Manama: Kuwait’s foreign ministry undersecretary has urged his country’s lawmakers to approve the Gulf security treaty when it is submitted to them.

“The treaty will be presented to the parliament and we hope that the MPs will endorse it,” Khalid Al Jarallah said. “We believe that this treaty will be a very important and highly influential and effective framework to confront security challenges. We do hope the Kuwaiti parliament will pass it because all the other Gulf Cooperation Council (GCC) countries have endorsed it and everybody is now waiting for Kuwait to ratify it so that it can be put into practice,” the official said, quoted by local daily Al Qabas on Wednesday.

Al Jarallah, who was attending a reception hosted by the Slovakian embassy to mark its national day, was speaking one day after Saudi Arabia’s cabinet said that it had approved the Gulf security pact upon a recommendation from the Shura (Consultative Council).

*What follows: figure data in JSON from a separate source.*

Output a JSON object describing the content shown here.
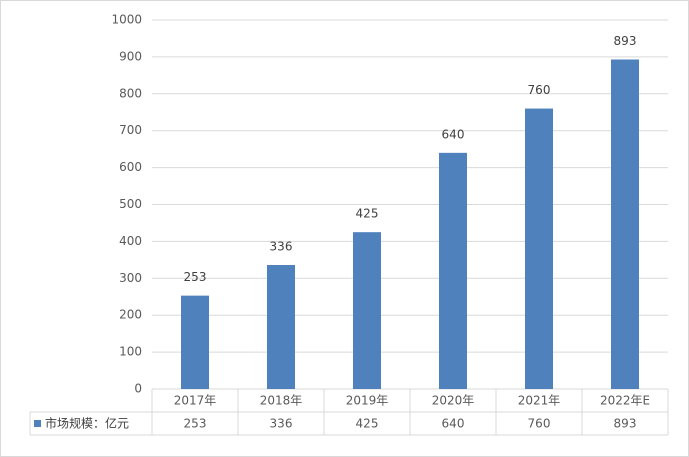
{
  "chart_data": {
    "type": "bar",
    "categories": [
      "2017年",
      "2018年",
      "2019年",
      "2020年",
      "2021年",
      "2022年E"
    ],
    "series": [
      {
        "name": "市场规模：亿元",
        "color": "#4f81bd",
        "values": [
          253,
          336,
          425,
          640,
          760,
          893
        ]
      }
    ],
    "ylim": [
      0,
      1000
    ],
    "yticks": [
      0,
      100,
      200,
      300,
      400,
      500,
      600,
      700,
      800,
      900,
      1000
    ],
    "grid": true,
    "data_table": true
  }
}
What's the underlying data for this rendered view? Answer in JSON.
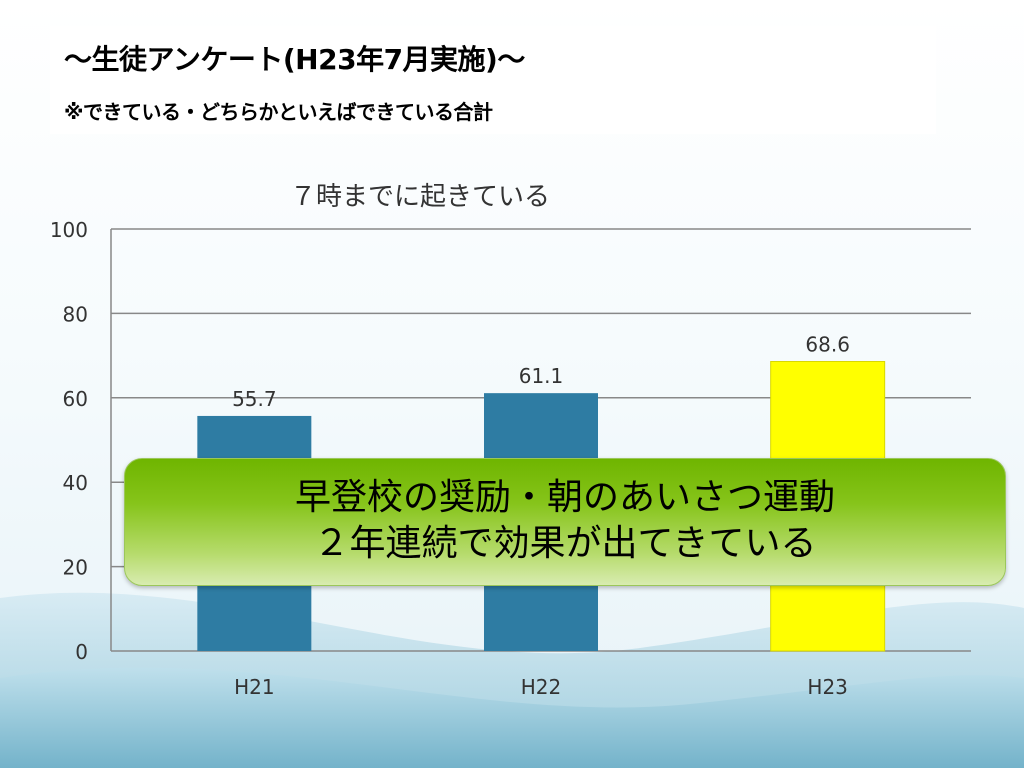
{
  "header": {
    "title": "～生徒アンケート(H23年7月実施)～",
    "subtitle": "※できている・どちらかといえばできている合計"
  },
  "chart_data": {
    "type": "bar",
    "title": "７時までに起きている",
    "categories": [
      "H21",
      "H22",
      "H23"
    ],
    "values": [
      55.7,
      61.1,
      68.6
    ],
    "data_labels": [
      "55.7",
      "61.1",
      "68.6"
    ],
    "bar_colors": [
      "#2e7ca3",
      "#2e7ca3",
      "#ffff00"
    ],
    "ylim": [
      0,
      100
    ],
    "yticks": [
      0,
      20,
      40,
      60,
      80,
      100
    ],
    "ytick_labels": [
      "0",
      "20",
      "40",
      "60",
      "80",
      "100"
    ],
    "xlabel": "",
    "ylabel": "",
    "grid": true,
    "legend": "none"
  },
  "callout": {
    "line1": "早登校の奨励・朝のあいさつ運動",
    "line2": "２年連続で効果が出てきている"
  },
  "colors": {
    "callout_green": "#7dbd0c",
    "bar_blue": "#2e7ca3",
    "bar_yellow": "#ffff00"
  }
}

“There are those who have argued that there was a conflict between the security treaty and the Kuwaiti constitution, but in my appreciation, I see that the first article in the treaty stipulates that if there is a conflict between the provisions of the agreement and the provisions of the constitution, the priority will be for the provisions of the Constitution, and what is stated in this article applies to all the terms of the treaty,” Al Jarallah said.

“We hope that this agreement will have the support of the deputies when it is presented to them,” he said.

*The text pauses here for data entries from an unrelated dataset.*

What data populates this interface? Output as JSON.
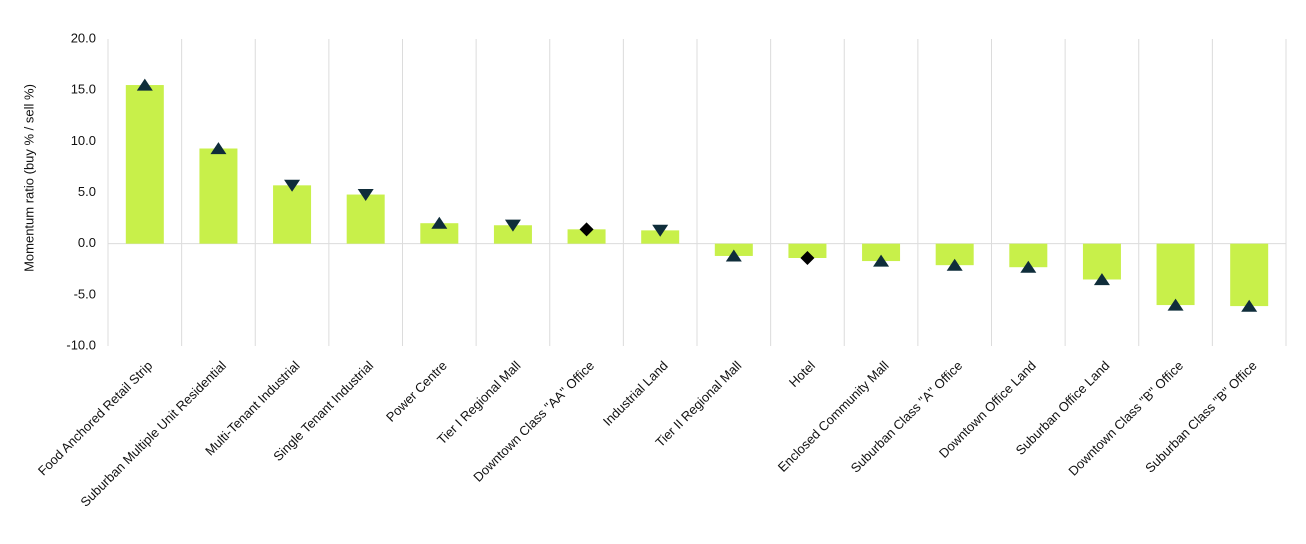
{
  "chart_data": {
    "type": "bar",
    "y_label": "Momentum ratio (buy % / sell %)",
    "categories": [
      "Food Anchored Retail Strip",
      "Suburban Multiple Unit Residential",
      "Multi-Tenant Industrial",
      "Single Tenant Industrial",
      "Power Centre",
      "Tier I Regional Mall",
      "Downtown Class \"AA\" Office",
      "Industrial Land",
      "Tier II Regional Mall",
      "Hotel",
      "Enclosed Community Mall",
      "Suburban Class \"A\" Office",
      "Downtown Office Land",
      "Suburban Office Land",
      "Downtown Class \"B\" Office",
      "Suburban Class \"B\" Office"
    ],
    "values": [
      15.5,
      9.3,
      5.7,
      4.8,
      2.0,
      1.8,
      1.4,
      1.3,
      -1.2,
      -1.4,
      -1.7,
      -2.1,
      -2.3,
      -3.5,
      -6.0,
      -6.1
    ],
    "markers": [
      "up",
      "up",
      "down",
      "down",
      "up",
      "down",
      "diamond",
      "down",
      "up",
      "diamond",
      "up",
      "up",
      "up",
      "up",
      "up",
      "up"
    ],
    "color": "#c8f04a",
    "marker_color": "#0f2d3a",
    "ylim": [
      -10,
      20
    ],
    "yticks": [
      {
        "value": -10,
        "label": "-10.0"
      },
      {
        "value": -5,
        "label": "-5.0"
      },
      {
        "value": 0,
        "label": "0.0"
      },
      {
        "value": 5,
        "label": "5.0"
      },
      {
        "value": 10,
        "label": "10.0"
      },
      {
        "value": 15,
        "label": "15.0"
      },
      {
        "value": 20,
        "label": "20.0"
      }
    ],
    "grid": true
  }
}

The treaty, an amended version of the Gulf security pact first announced at the Manama Summit in December 1994, was endorsed at the GCC summit in Bahrain in December.

Bahrain’s Interior Minister Shaikh Rashid Bin Abdullah Al Khalifa in January said that the treaty aimed “to broaden cooperation, to unify and integrate security measures and to exchange expertise, potential and information in a manner that helps the concerned security agencies to assume their tasks according to the highest standards”.

“Gulf security cooperation is based on the premise that whatever affects one GCC country affects all the other member states,” he said.

The GCC was established in Abu Dhabi in 1981 by Bahrain, Kuwait, Oman, Qatar, Saudi Arabia and the UAE.